Finders Losers
Getting lost is nowadays becoming increasingly harder to do – even if you want to – because we now have electronic devices of all kinds to guide and direct us, and make it easier for other people to find us.
Not surprisingly, the people who were most likely to get lost in times past were explorers, attempting to penetrate parts unknown. But by no means did all or most of them manage to bring themselves back alive. A classic example was the Portuguese explorer Ferdinand Magellan, who, in 1519, sailed from Europe, intending to circumnavigate the entire world. Unfortunately, in 1521, when only about halfway around, he got killed by natives, on an island in what we now call the Philippines. But, amazingly, one of his ships, with a few of his men, actually made the
entire circuit.
Another great explorer and navigator, the British Captain James Cook, was also killed by natives on a Pacific island, this time in Hawaii (in 1779).
In the next century, the famous Scottish explorer and missionary David Livingstone was “found” deep in Africa, where he had already led several expeditions. His “finder” was Henry Morton Stanley, an American Journalist, working for the sensationalist New York Herald. Livingstone was already a celebrity. Communications in those days, and in that part of the world, were very poor. He did not consider himself “lost,” but after he had not been heard from for six years, the question of his fate and whereabouts became a public “mystery.” James Gordon Bennett, the publisher of the Herald, commissioned Stanley to go to Africa and “find Livingstone.” Stanley’s long search, through one of the least known parts of the Earth, was ultimately successful, and culminated in his reported first words upon their meeting: “Dr. Livingstone, I presume.”

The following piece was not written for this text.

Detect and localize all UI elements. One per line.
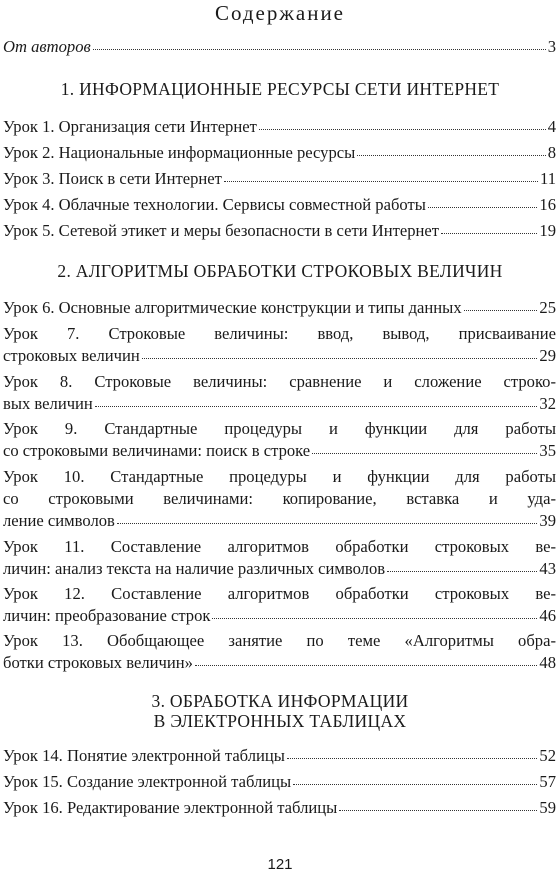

Another eminent explorer, lost, but, in this case, never yet found, was the British Col. Percy Fawcett, whose activities centered on the Amazon region of South America (the Mato Grosso province of Brazil), where he believed a whole civilization had existed, which he called “The City of Z.” His last of many expeditions, whose personnel, this time, included his own 21-year-old son Jack, and Jack’s best friend Raleigh Rimell, disappeared totally in 1925. It has been the object of many unsuccessful searches, right up to the present era, which, however, have found some evidence of the kind of previously unknown cultures which Fawcett himself was looking for.
A very different part of the world – the Canadian Arctic – is the setting for our next lost explorer – Sir John Franklin, another very experienced leader of expeditions, who in 1845 set sail from England with two specially constructed ships named Erebus and Terror, which were fully equipped, with three years of supplies. Their mission was to survey a certain stretch of the Arctic coastline which had not yet been navigated. This would bring closer to realization the almost legendary “North-West Passage” between the Atlantic and Pacific oceans.
The ships carried a total crew of 129 officers and men – none of whom were ever again seen alive.
From evidence later pieced together, we now know that both ships became icebound, and had to be abandoned. The crews tried to reach safety on foot, but were simply overwhelmed by the arctic conditions, combined with their own unpreparedness.
It took several years for the British naval authorities to acknowledge that the entire expedition must be lost, and to begin sending out search parties. One of those who never gave up hope was the leader’s wife, Lady Franklin, who spent the rest of her life organizing her own searches.
Another Arctic disaster occurred some 80 years later, and involved Umberto Nobile, an Italian designer of airships. In 1928, one of his ships, named the Italia, with Nobile aboard, and a crew of 16, managed to fly to the North Pole, but, coming back, crashed onto the ice. An international rescue effort was able to save most of the men, and Nobile returned, a hero, to what was then Fascist Italy.
Finally, we must acknowledge a lost American female explorer, engaged in pioneering new pathways through the air. Her name was Amelia Earhart. She disappeared on July 2, 1937, over the South Pacific, in an attempt to be first to fly all the way around the world. Despite various theories, her fate remains a mystery.
But, as I myself once wrote: “There’s no way of knowing what too far is, if nobody ever goes there.”